Grande como un armario, de 13 toneladas de peso y con un precio alrededor de 1,25 o 1,5 millones de dólares, el UNIVAC I fue el primer ordenador comercial de la historia. Se puso en funcionamiento el 31 de marzo de 1951 en Estados Unidos. Hace hoy 70 años.

Los ingenieros J. Presper Eckert y John Mauchly lo entregaron a la Oficina del Censo estadounidense con una misión: monitorear el sustancial incremento demográfico que se produjo en el país a principios de los años 50, el llamado baby boom. 

De procesar datos a predecir el resultado electoral

La máquina se puso en funcionamiento el 14 de junio del mismo año y, además, se vendieron 46 unidades a algunas empresas y al gobierno de EE.UU.

Además de la Oficina del Censo americana, el UNIVAC I fue adquirido por General Electric, empresa privada que lo empleó en su fábrica de electrodomésticos a Louisville para la gestión de las nóminas de pago de la empresa y para el sistema de control de inventario del depósito.

¿Qué tenía este invento que lo hiciera tan extraordinario? Ni su precio de venta –entre 1,25 y 1,5 millones de dólares–, ni su dimensión –como un armario grande y de 13 toneladas– podían eclipsar su función: el procesamiento de los datos, y no solo para ecuaciones matemáticas y cálculos complicados, para lo que servía hasta aquel momento.

Además, por primera vez fue utilizado el término “automático”: todos los datos, números y letras, eran almacenados y leídos por una unidad de cinta metálica, sin introducir los programas manualmente.

Un dispositivo innovador y visionario al que el diario The New York Times se refirió como “el genio matemático alto 2,42 m”. Y no era para menos pues, en un sexto de segundo, era capaz de registrar y clasificar un ciudadano medio en base al género, estado civil, educación o residencia.

A pesar de las dificultades que ambos científicos encontraron durante la construcción de UNIVAC I, esta obra les aportó grandes satisfacciones y premios.

El 4 de noviembre de 1952 por primera vez en la historia un ordenador predijo la victoria a las elecciones presidenciales de Dwight D. Eisenhower con un margen de error de 1%.

Desde entonces los americanos tomaron conciencia sobre la importancia tecnológica de esta máquina, tanto que UNIVAC se convirtió en la palabra más común para indicar los ordenadores.

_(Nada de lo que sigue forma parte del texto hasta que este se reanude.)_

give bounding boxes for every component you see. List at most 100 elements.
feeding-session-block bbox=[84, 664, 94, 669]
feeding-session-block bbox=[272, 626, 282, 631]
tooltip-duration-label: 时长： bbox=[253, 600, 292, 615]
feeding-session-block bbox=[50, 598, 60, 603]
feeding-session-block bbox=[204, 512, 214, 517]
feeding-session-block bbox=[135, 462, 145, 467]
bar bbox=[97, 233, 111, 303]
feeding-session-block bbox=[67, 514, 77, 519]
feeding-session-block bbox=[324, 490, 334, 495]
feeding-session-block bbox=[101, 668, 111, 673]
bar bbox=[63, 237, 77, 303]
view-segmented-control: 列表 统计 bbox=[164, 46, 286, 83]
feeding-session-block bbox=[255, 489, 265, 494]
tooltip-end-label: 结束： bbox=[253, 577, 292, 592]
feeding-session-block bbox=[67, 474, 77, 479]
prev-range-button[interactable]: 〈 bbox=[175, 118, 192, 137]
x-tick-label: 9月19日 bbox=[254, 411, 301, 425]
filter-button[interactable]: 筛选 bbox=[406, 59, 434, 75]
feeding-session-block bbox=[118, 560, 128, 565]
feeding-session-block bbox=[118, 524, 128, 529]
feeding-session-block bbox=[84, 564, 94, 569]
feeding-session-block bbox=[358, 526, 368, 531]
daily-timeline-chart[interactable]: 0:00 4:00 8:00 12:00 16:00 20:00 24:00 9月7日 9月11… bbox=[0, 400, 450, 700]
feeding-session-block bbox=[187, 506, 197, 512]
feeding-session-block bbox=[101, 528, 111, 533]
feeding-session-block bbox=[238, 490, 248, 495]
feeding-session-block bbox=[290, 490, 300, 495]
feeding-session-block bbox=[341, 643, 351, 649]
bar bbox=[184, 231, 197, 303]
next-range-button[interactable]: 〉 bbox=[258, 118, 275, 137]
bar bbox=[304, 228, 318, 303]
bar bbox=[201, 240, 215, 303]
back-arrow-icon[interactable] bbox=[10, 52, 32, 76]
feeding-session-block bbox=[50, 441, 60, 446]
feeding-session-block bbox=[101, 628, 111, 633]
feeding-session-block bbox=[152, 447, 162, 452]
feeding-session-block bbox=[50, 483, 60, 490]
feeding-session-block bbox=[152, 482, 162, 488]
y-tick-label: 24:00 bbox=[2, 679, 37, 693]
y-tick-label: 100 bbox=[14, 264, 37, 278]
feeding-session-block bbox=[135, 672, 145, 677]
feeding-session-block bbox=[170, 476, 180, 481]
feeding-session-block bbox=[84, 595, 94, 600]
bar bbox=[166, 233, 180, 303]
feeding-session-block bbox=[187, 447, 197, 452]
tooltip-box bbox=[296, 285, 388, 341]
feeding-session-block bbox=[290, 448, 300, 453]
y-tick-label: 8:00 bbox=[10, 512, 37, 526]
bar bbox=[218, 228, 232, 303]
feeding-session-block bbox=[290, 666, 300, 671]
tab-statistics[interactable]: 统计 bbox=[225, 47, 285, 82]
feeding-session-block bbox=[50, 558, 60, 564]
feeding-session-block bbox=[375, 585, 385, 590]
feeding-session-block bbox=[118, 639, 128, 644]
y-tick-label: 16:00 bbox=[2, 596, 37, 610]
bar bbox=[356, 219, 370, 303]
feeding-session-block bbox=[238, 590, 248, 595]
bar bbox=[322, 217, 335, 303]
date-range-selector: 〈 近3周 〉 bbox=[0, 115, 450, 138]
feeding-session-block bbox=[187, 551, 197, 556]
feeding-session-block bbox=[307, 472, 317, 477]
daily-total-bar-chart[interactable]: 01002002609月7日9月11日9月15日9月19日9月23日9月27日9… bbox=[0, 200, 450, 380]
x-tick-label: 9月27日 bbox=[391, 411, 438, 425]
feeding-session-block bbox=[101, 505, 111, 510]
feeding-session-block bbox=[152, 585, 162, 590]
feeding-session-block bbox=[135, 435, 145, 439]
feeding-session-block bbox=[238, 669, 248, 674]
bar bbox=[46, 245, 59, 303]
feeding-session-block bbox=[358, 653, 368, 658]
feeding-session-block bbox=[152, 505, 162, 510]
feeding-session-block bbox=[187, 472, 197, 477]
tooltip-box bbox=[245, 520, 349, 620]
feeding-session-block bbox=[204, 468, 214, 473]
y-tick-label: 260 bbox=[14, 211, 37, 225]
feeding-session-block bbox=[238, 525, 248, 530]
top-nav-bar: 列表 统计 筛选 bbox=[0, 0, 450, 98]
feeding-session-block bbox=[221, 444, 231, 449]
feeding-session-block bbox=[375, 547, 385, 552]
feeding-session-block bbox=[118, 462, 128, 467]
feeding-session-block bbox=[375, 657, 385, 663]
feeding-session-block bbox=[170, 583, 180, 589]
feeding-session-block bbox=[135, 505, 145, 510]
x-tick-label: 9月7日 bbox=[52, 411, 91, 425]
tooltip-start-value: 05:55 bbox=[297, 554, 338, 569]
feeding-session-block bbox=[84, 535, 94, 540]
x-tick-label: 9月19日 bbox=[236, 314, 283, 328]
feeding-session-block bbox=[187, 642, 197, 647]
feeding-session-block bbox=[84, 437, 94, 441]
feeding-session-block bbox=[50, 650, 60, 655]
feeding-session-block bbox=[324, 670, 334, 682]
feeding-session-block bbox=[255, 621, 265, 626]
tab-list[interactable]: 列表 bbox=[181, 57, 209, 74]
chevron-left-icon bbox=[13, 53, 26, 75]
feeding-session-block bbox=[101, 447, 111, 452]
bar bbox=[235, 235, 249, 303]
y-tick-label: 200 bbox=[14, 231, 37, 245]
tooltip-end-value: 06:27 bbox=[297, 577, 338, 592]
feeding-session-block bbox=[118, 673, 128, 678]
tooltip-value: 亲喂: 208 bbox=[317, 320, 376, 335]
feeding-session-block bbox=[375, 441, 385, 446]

En auge gracias al covid-19

Desde su nacimiento hasta hoy, la revolución tecnológica ha permitido que el coste de un ordenador se haya reducido considerablemente. De costar un millón de dólares a entrar en las casas y oficinas de todo el mundo. Un dispositivo que ha revolucionado la manera de concebir el trabajo, la manera de relacionarnos o de disfrutar del ocio y la cultura.

Y esta revolución ha tenido un nuevo impulso durante la pandemia. Según el diario británico Financial Times, la venta de ordenadores se incrementó del 5% en 2020 con 275 millones de unidades vendidas, el dato más alto de los últimos 10 años

Un estudio de la sociedad Gartner afirma que en el último trimestre de 2020 las unidades de ordenadores enviadas a todo el mundo fueron 79,4 millones, un aumento de 10,7% en comparación al año precedente.

La sociedad de investigación IDC, en cambio, ha registrado 303 millones de unidades enviadas con un crecimiento de 13,1% en 2020, mientras Canalys ha afirmado que en el último año los envíos han crecido de 11% llegando a 297 millones de unidades.